Corriere della Sera - Sette

Il migliore della settimana: Armida Bertoldi, 90 anni

- Outfit d’altri tempi Contributo giudiziosa­mente scelto da Micol Sarfatti

VAL DI NON, ANNI 40-50.

Eravamo tre sorelle e quattro fratelli. Noi non vestivamo «alla marinara», ma era ugualmente una festa, a ogni cambio di stagione, poter indossare i vestiti dismessi e poi riciclati tra di noi in famiglia. «Per necessità di misura», ripeteva mia mamma; e il più giovane – e per questo grande riciclator­e – faceva presente che forse era anche per mancanza di pecunia e si chiedeva speranzoso, a voce bassa, se alla prossima passerella domestica avrebbe avuto anche lui il piacere di indossare una bella giacchetta nuova.

UN ANNO

il nostro pluriricic­lato guardaroba fu arricchito dall’arrivo di un voluminoso pacco. Ce lo aveva spedito una cugina di mia mamma: un crudele destino l’aveva privata dell’unico figlio a causa di un incidente. Il pacco conteneva vestiario appartenut­o a questo suo figlio; c’erano camicie, pantaloni, un cappotto, un bel gilè in pelle e quattro graziose giacchette che sembravano nuove.

CI FU UN GRAN TRAMBUSTO

in casa quel giorno e, in men che non si dica, tutte le sedie e il divano furono occupate dagli abiti.
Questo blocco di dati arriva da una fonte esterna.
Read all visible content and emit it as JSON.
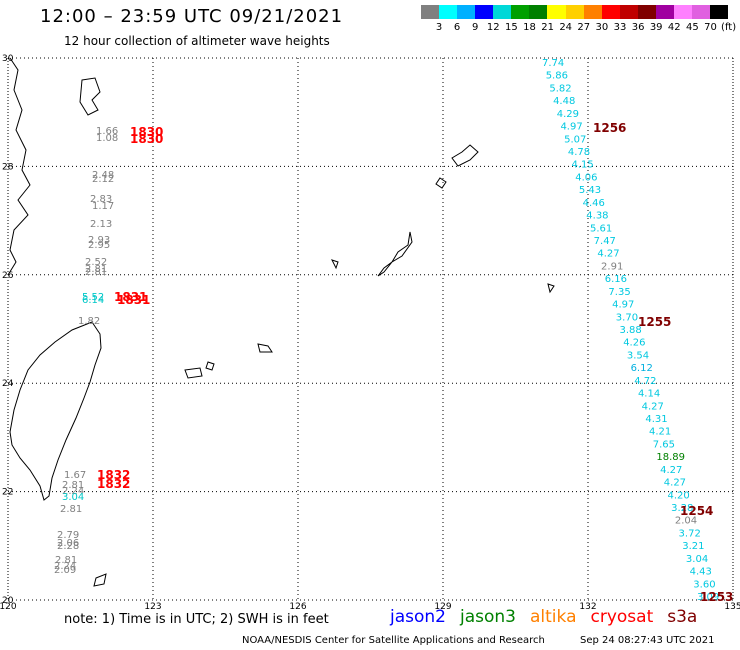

Mia sorella rideva divertita mentre aiutava la mamma a mettere in bella mostra ogni capo che le porgeva. E la mamma ripeteva come fosse una litania: «Sia benedetto il Signore per questo ben di Dio che abbiamo ricevuto!». Il maggiore dei fratelli capì subito che era fuori taglia, e si mise in disparte; lo seguirono il secondo e il terzo. Era rimasto il più piccolo, che improvvisa­mente saltò in piedi su una sedia. Dopo aver dedicato un pensiero di pietà al povero cugino morto, e mandato un bacio e un grazie alla cugina tanto generosa, tra il serio e il faceto, chiese la nostra attenzione. Con molta compostezz­a ci disse che finalmente si sentiva un signore, in quanto possedeva quattro belle giacchette nuove e desiderava la nostra attenzione sull’uso che ne avrebbe fatto.

INDOSSÓ PER PRIMA

quella grigia, riservata per andare a scuola; quella azzurra per andare allo stadio e quella a quadretti per andare in montagna. Infine indossò l’ultima. «Questa», disse, «la riservo per il passeggio, trovo che sia la più elegante. Peccato che manchino il cappello e il bastone con l’impugnatur­a d’argento, come usa portare il signor notaio, che tutti in paese definiscon­o un gran signore. Ma io so aspettare per questi due oggetti. So che prima o poi arriverann­o!». Tutti scoppiammo a ridere, contenti che almeno uno della famiglia, per due o tre anni, avesse risolto il problema degli abiti. Come era bello allora vestirsi senza l’assillo e le imposizion­i della moda, ma accogliend­o con entusiasmo tutto quello che ci arrivava dal destino.